Arun Kumar: (ADP) This addresses to a certain extent the important issue of alignment between IT and Business. As an IT community, we haven't earned the trust from Business that we could not only deliver but could also drive the business. Agile methodology is the way to go and this has the potential to solve the productivity paradox.
Iulian Ursache.
Juan Felipe Machado Guzman: (TES America) After a lot of tries with processes, I finally found a metodology for small groups, that guaranties quality and don't compromise delivery times. Thanks!!!
Eelco Hillenius: This is how it should be! In my experience though, it's still the commercial people selling projects to commercial people using commercial arguments (crap mostely) instead of realistic arguments. Dilbert's world is still in effect as long as the buying process does not change.

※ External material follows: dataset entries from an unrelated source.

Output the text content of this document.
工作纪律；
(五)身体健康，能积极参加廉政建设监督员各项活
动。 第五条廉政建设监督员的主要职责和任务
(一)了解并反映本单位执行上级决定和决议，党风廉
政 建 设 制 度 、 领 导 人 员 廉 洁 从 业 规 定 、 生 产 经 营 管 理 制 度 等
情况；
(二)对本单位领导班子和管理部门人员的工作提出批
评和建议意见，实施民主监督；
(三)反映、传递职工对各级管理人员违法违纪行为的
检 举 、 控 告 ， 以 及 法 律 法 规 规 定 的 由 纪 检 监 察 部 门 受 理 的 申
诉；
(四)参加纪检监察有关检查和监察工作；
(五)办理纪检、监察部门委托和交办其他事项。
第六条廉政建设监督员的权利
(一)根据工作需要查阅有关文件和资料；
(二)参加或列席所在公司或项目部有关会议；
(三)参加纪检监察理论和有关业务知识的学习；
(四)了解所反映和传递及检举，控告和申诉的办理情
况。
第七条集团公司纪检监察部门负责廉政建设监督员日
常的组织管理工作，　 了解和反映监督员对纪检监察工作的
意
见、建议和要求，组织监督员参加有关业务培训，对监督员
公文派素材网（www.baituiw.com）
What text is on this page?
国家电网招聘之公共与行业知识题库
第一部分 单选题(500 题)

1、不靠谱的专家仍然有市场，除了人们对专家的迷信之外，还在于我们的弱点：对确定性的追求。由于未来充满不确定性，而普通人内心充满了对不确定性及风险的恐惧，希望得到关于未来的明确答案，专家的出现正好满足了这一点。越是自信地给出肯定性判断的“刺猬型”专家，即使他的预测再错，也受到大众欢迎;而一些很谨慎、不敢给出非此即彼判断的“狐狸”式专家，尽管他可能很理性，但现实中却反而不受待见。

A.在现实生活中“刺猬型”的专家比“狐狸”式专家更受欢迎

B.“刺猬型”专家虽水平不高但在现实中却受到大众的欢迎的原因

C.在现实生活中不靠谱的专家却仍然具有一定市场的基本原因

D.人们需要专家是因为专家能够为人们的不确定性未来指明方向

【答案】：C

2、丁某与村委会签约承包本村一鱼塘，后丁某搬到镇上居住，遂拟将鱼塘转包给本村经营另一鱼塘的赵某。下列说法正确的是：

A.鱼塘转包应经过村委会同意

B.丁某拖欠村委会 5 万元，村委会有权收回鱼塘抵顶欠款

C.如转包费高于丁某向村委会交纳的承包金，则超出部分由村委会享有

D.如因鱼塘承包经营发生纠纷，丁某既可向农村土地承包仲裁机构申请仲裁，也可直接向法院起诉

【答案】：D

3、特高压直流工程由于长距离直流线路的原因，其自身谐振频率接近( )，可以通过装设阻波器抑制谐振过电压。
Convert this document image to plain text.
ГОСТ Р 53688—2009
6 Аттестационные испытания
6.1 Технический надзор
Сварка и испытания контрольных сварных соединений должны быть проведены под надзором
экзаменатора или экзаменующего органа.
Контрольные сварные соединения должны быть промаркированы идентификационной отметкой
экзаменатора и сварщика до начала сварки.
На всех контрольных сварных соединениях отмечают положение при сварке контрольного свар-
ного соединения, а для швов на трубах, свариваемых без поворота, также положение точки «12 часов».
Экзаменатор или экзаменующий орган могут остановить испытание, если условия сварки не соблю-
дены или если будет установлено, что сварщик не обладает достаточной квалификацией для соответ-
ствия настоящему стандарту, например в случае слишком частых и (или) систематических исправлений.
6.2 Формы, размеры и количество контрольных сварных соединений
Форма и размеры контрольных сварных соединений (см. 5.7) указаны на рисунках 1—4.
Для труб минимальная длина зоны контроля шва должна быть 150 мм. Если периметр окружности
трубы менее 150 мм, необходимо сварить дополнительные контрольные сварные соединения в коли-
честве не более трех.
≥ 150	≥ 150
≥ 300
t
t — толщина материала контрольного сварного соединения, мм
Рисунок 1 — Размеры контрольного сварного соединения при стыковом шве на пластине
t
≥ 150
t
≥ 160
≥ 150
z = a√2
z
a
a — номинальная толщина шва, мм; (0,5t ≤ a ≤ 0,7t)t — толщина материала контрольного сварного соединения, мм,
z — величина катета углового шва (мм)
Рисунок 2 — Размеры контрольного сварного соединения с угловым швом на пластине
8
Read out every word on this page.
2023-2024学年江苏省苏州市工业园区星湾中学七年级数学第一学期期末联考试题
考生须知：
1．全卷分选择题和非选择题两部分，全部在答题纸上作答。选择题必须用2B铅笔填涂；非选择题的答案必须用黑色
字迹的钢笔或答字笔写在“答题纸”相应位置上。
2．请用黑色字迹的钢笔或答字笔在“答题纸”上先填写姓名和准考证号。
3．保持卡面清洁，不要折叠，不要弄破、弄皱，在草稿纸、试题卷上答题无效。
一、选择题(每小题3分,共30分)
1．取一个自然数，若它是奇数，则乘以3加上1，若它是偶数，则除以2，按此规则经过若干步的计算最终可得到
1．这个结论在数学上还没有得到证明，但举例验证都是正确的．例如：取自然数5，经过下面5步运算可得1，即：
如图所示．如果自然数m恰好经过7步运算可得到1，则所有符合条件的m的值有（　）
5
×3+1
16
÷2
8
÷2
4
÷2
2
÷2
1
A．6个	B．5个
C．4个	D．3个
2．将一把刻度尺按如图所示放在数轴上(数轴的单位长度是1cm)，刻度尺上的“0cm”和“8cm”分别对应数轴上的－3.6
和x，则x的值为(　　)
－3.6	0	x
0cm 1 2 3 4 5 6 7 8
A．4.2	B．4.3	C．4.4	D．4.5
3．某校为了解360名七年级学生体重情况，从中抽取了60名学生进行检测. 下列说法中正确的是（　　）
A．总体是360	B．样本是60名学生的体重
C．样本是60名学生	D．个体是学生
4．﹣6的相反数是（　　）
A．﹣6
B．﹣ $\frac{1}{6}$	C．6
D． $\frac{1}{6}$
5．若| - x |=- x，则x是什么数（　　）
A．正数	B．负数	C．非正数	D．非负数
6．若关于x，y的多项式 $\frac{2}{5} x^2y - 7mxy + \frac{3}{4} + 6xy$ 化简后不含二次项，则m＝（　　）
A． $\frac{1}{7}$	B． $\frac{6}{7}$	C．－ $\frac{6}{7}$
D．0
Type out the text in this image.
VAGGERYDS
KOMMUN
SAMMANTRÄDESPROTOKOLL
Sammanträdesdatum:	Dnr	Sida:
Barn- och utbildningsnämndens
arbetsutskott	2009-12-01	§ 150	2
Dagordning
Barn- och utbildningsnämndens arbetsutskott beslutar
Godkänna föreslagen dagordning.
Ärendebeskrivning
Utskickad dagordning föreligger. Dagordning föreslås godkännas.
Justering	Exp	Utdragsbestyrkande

Joe Short: (AT&T Government Solutions) Agile engineering methodologies are a natural evolution from the current traditional framework approach. My hope is that we realize a concurrent transformation in the Configuration Management and Quality Assurance disciplines as well, resulting in transparent and complete product assurance that is woven into the product's lifecycle.
athinarayanan: I whole heartedly support the manifesto.